The ASX-listed Lantern Hotel Group recently completed a very public exit from the hotel game. PubTIC spoke with CEO John Osborne about the Group’s problems, the subsequent solution, and those jaw-dropping premiums to book value.
Emerging from a failed pub REIT created by finance giant ING, Lantern became an owner-operator, with around two-dozen pubs and several passive freeholds, throughout four states.
After a few years operation producing poor returns in a post-GFC growth market, the shareholders rose up and dismissed the Board and appointed hotel management specialists John Osborne and Graeme Campbell.
What followed began as a ‘turnaround’ strategy to rescue the company from crippling debt covenants and inadequate operational capital, but gained momentum to become an intriguing sell-down of the entire portfolio.
This process was endorsed by and thoroughly communicated to the shareholders and market via ASX announcements, but Osborne took the time to explain the story between the lines and behind the scenes.
Top priority for the incoming management was to stop haemorrhaging cash. After securing support from major lenders, they set about shedding dead weight.
“The second part was selling the non-core hotels,” said Osborne. “So we looked at the portfolio, and saw there were a whole lot of pubs that were f&b focused, or in regional areas, or don’t have gaming potential. Even if you fully invest in them and run them as well as anybody can, they’re not really the sort of pubs that should be in a big portfolio.
“We identified which ones they were – essentially all except for six, what we called the ‘core’ pubs, and ran a proper public process to sell those. [They] fetched about $70m, at a 14.5 per cent premium to book value.
“The third tranche of the transformation plan was to improve the performance of the core, gaming-led hotels. The first day I went around and looked at our pubs, I thought, if you did nothing else other than make the air-con work, put in new machines, appoint somebody that provides customer service to the gaming patrons, and give them the tools to do that, and keep the place clean and tidy – these places have got to increase by 20-30 per cent without even trying.”
The revised financials allowed LTN to replace two-thirds of the EGMs in the core pubs and execute some minor refurbishments. But faced with how to justify a very admin-heavy company with just six venues, the new Board put it to shareholders, who passed the motion to sell off the remaining pubs too.

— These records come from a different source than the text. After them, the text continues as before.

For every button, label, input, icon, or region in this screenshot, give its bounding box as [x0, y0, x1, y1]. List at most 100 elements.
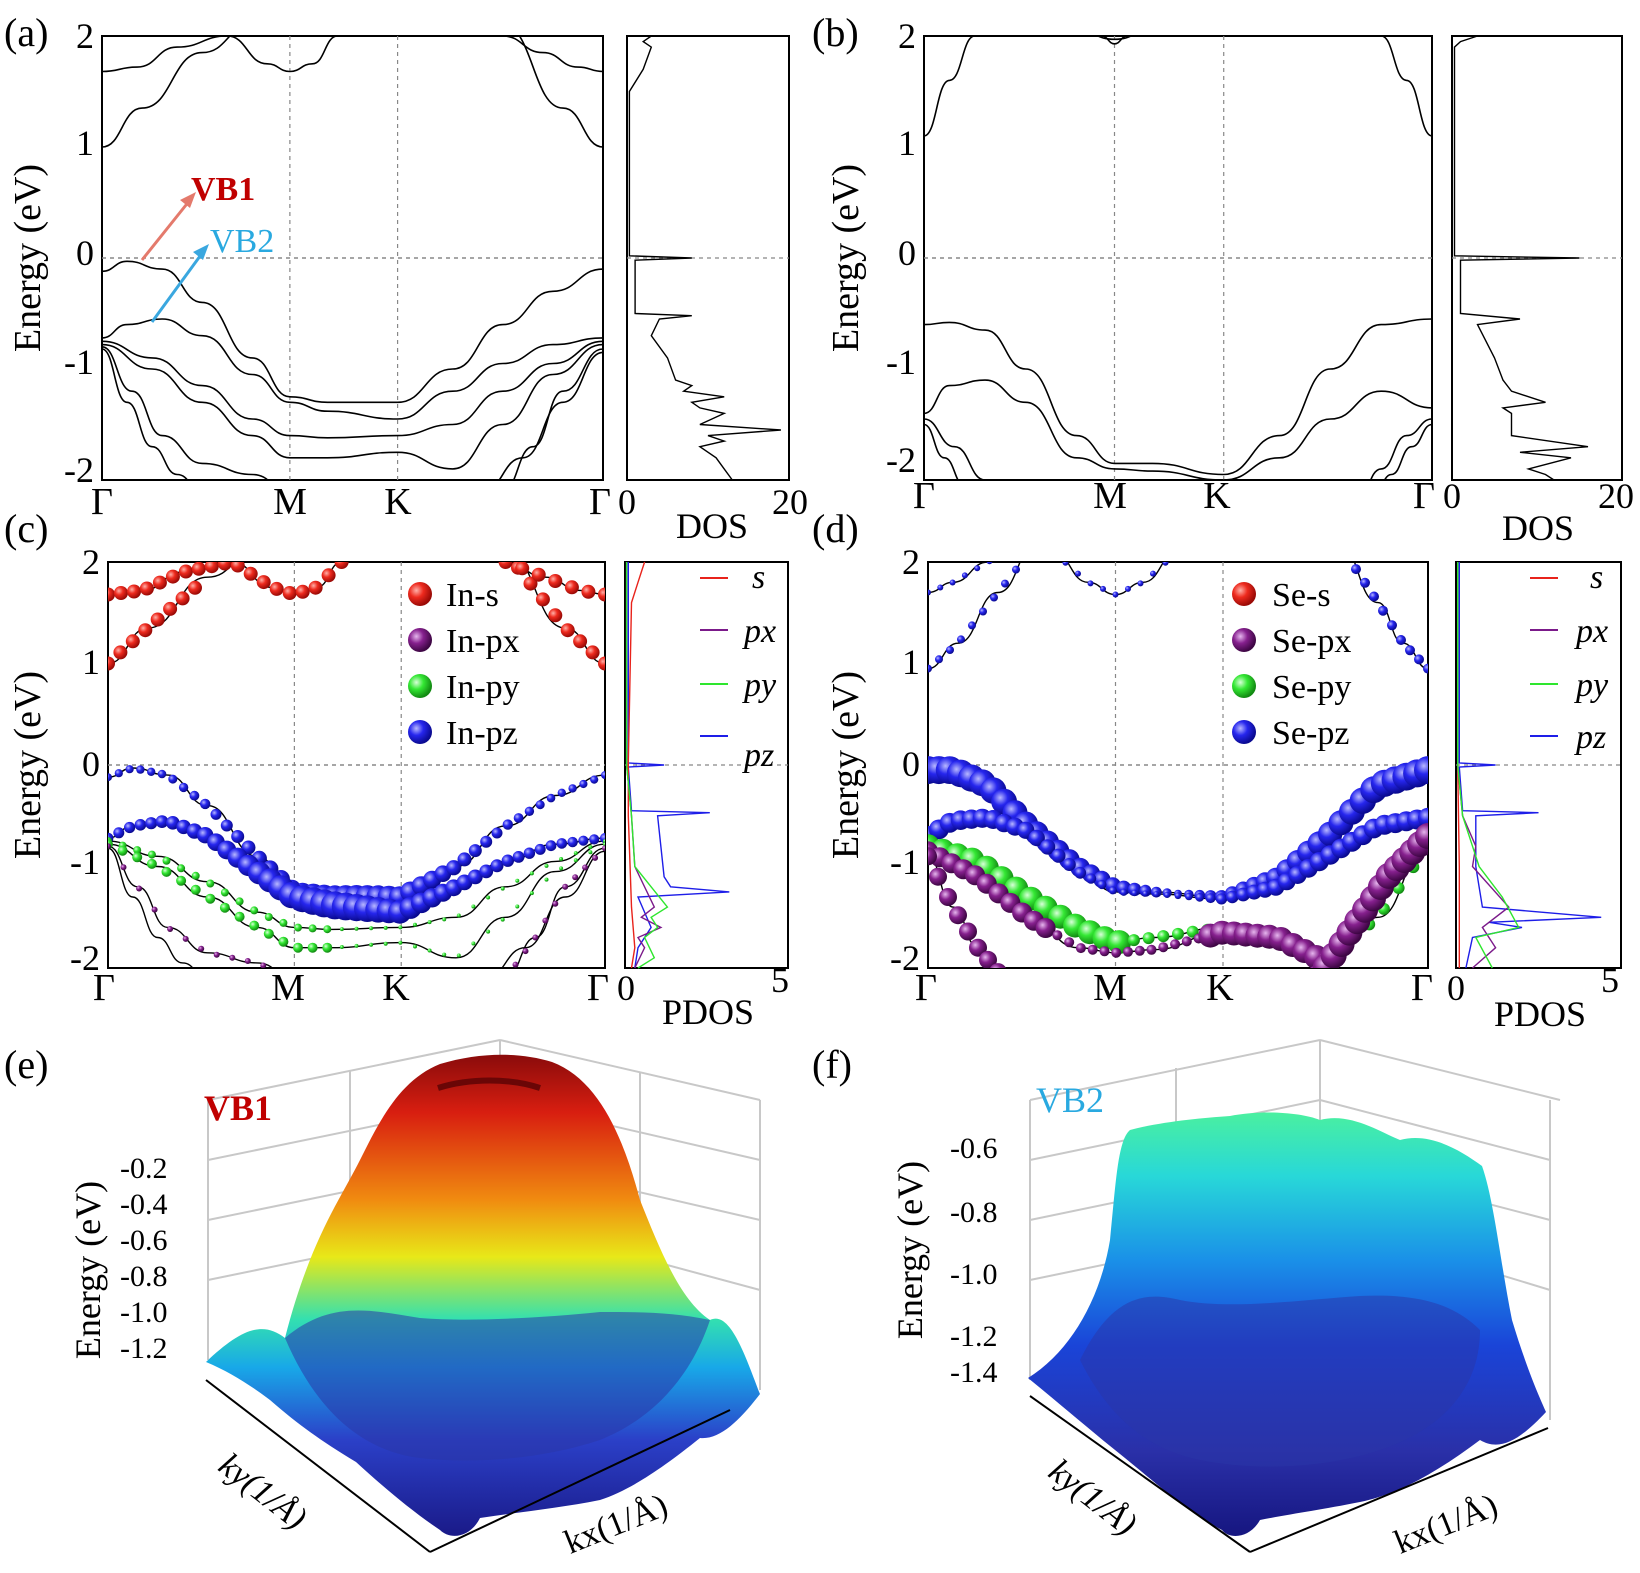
weight-marker-c-VB2-37 [501, 854, 514, 867]
k-labels-b: Γ M K Γ [913, 475, 1435, 517]
base-f-1 [1029, 1395, 1251, 1553]
weight-marker-d-VB5-3 [949, 906, 967, 925]
weight-marker-c-VB2-42 [556, 838, 568, 849]
weight-marker-c-CB3-2 [531, 567, 546, 582]
legend-c-pz-marker [408, 720, 432, 744]
weight-marker-c-VB1-7 [178, 782, 189, 793]
weight-marker-d-VB2-21 [1153, 891, 1160, 898]
surface-vb2-xlabel: kx(1/Å) [1389, 1487, 1503, 1562]
weight-marker-c-CB2-0 [108, 587, 115, 602]
weight-marker-c-CB2-5 [165, 569, 180, 584]
band-c-VB5 [108, 845, 274, 968]
weight-marker-d-VB3-15 [1142, 932, 1155, 945]
pdos-line-c-pz [627, 562, 730, 969]
legend-c-s-marker [408, 582, 432, 606]
k-label-d-gamma2: Γ [1411, 967, 1433, 1009]
weight-marker-c-VB3-16 [339, 927, 344, 932]
weight-marker-c-VB1-39 [524, 806, 535, 816]
weight-marker-c-CB1-6 [175, 591, 190, 606]
weight-marker-c-VB2-3 [134, 819, 147, 831]
weight-marker-d-VB2-15 [1085, 873, 1097, 884]
pdos-legend-d-py: py [1574, 667, 1609, 704]
weight-marker-c-VB3-31 [559, 857, 564, 861]
weight-marker-d-VB5-7 [989, 963, 1007, 968]
weight-marker-c-VB3-17 [354, 926, 359, 931]
weight-marker-c-VB3-33 [588, 845, 593, 850]
k-labels-c: Γ M K Γ [93, 967, 609, 1009]
weight-marker-d-CB3-6 [990, 593, 998, 602]
weight-marker-d-CB4-2 [1351, 564, 1361, 575]
weight-marker-c-VB7-3 [532, 934, 539, 941]
plot-frame-b [923, 35, 1433, 481]
weight-marker-c-CB2-17 [321, 568, 336, 583]
band-c-VB8 [501, 850, 605, 968]
legend-d-px: Se-px [1272, 623, 1351, 660]
ytick-c-m2: -2 [70, 938, 100, 978]
weight-marker-d-CB4-8 [1405, 645, 1415, 656]
weight-marker-c-VB3-2 [133, 846, 142, 855]
weight-marker-c-VB3-3 [147, 850, 156, 859]
weight-marker-c-VB1-44 [579, 779, 588, 789]
weight-marker-c-CB1-40 [598, 656, 605, 671]
pdos-line-d-pz [1458, 562, 1602, 969]
panel-label-b: (b) [812, 10, 859, 55]
weight-marker-d-CB1-16 [1122, 539, 1128, 545]
weight-marker-c-VB7-10 [602, 845, 605, 852]
weight-marker-c-VB3-30 [544, 863, 549, 868]
weight-marker-c-VB4-34 [603, 842, 605, 847]
weight-marker-c-VB3-13 [294, 923, 302, 932]
weight-marker-c-CB2-15 [295, 584, 310, 599]
arrow-vb1 [140, 199, 192, 261]
weight-marker-c-VB3-32 [573, 851, 578, 856]
legend-d: Se-s Se-px Se-py Se-pz [1232, 577, 1351, 752]
ytick-c-0: 0 [82, 744, 100, 784]
weight-marker-d-VB4-13 [1075, 943, 1086, 954]
pdos-legend-d-px: px [1574, 613, 1608, 650]
k-label-a-gamma1: Γ [91, 481, 113, 523]
weight-marker-d-CB1-12 [1073, 539, 1079, 545]
ytick-a-2: 2 [76, 16, 94, 56]
weight-marker-c-VB1-43 [568, 784, 577, 793]
weight-marker-d-VB5-5 [969, 938, 987, 957]
weight-marker-d-CB1-20 [1171, 539, 1177, 545]
weight-marker-d-CB1-24 [1220, 539, 1226, 545]
ztick-e-2: -0.4 [120, 1188, 168, 1221]
weight-marker-c-VB1-38 [513, 813, 524, 823]
ytick-d-0: 0 [902, 744, 920, 784]
box-f-edge-2 [1319, 1039, 1561, 1101]
weight-marker-c-CB2-13 [269, 581, 284, 596]
weight-marker-d-CB3-9 [1023, 552, 1031, 560]
pdos-curves-d [1456, 562, 1621, 969]
weight-marker-d-VB4-22 [1181, 936, 1192, 947]
weight-marker-d-CB3-10 [1034, 538, 1042, 546]
band-a-VB8 [498, 351, 603, 480]
k-label-d-K: K [1206, 967, 1234, 1009]
weight-marker-c-VB1-36 [491, 827, 503, 839]
dos-curve-b [1452, 35, 1622, 481]
y-axis-label-c: Energy (eV) [7, 671, 49, 859]
weight-marker-d-VB5-4 [959, 922, 977, 941]
legend-d-pz: Se-pz [1272, 715, 1349, 752]
surface-vb2-title: VB2 [1036, 1080, 1104, 1120]
band-c-VB3 [108, 840, 605, 931]
weight-marker-c-VB4-11 [263, 928, 274, 939]
weight-marker-c-VB4-13 [293, 942, 303, 953]
weight-marker-c-VB4-1 [117, 845, 128, 856]
projected-bands-d: Energy (eV) 2 1 0 -1 -2 Γ M K Γ Se-s Se-… [825, 538, 1433, 1009]
k-label-b-gamma2: Γ [1413, 475, 1435, 517]
weight-marker-c-VB4-19 [383, 941, 388, 946]
weight-marker-d-CB1-21 [1183, 539, 1189, 545]
surface-vb2-zticks: -0.6 -0.8 -1.0 -1.2 -1.4 [950, 1132, 998, 1389]
weight-marker-c-VB4-22 [427, 948, 432, 953]
ytick-c-m1: -1 [70, 842, 100, 882]
annotation-vb2: VB2 [210, 223, 274, 260]
weight-marker-d-VB4-14 [1087, 944, 1098, 955]
band-b-VB3 [924, 418, 990, 480]
weight-marker-d-CB3-2 [946, 646, 954, 654]
weight-marker-c-CB2-3 [139, 581, 154, 596]
weight-marker-c-VB2-36 [490, 859, 504, 873]
band-structure-a: Energy (eV) 2 1 0 -1 -2 Γ M K Γ VB1 VB2 [7, 16, 611, 523]
weight-marker-c-VB3-11 [264, 913, 273, 921]
weight-marker-c-VB3-20 [398, 925, 403, 930]
weight-marker-d-VB2-24 [1185, 892, 1193, 901]
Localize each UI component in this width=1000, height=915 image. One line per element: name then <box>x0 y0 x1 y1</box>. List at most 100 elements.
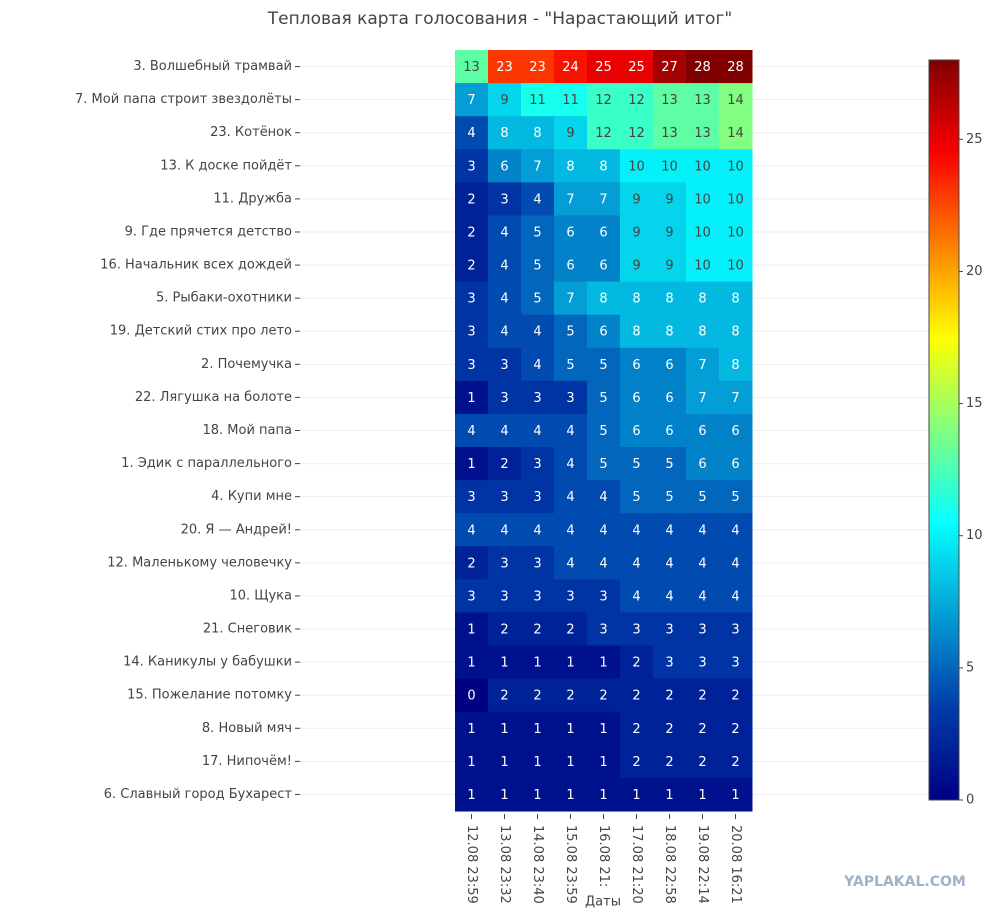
heatmap-cell <box>587 116 621 150</box>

Working closely with hotel agents CBRE, Ray White and Manenti Quinlan, the start-to-finish divestment program was executed with surgical precision. In 12 months LTN sold 16 hotels for a total of $206m at an average premium to book value of 34.5 per cent, with the core pubs selling for an average 47 per cent above book value. Ray White Asia-Pacific director, Andrew Jolliffe, says the order and nature of the sales was as important as any advertising done in the campaigns.
“When considering a strategic asset sell-down out of a portfolio of hospitality indexed properties, the sequence, timing and method of sale all play, in equal parts, a very important role in determining the success of the selected process,” explains Jolliffe.
“In considering the many and varied permeations for the Lantern Hotels portfolio once the divestment objective had been set, the situation encouraged us to think not only about the likely pool of buyers for individual properties, but in addition, it was incumbent upon us as to also consider carefully the market message the order of sale would speak to.”
CBRE national director Daniel Dragicevich furthers that the assets’ upsides were specifically promoted in the environs they best suited.
“The Lantern divestment process was successful for a variety reasons, however ultimately driven by the fact the portfolio was made up of quality assets that were already on a strong growth tangent, and also had perceived upside for more hands-on operators.
“Critical to the programme was careful selection of the order of sale, both in terms of not overloading the market, but also in identifying those assets that may have a deeper pool than others, and tailor the timing as such.
“We were lucky to be involved in not just the sale of some of the Sydney assets, but also those located in regional NSW and QLD as well as Perth. A local specialist was employed on each of those occasions to tap in to each geographical market, but also ensure the national audience was aware of the opportunity.”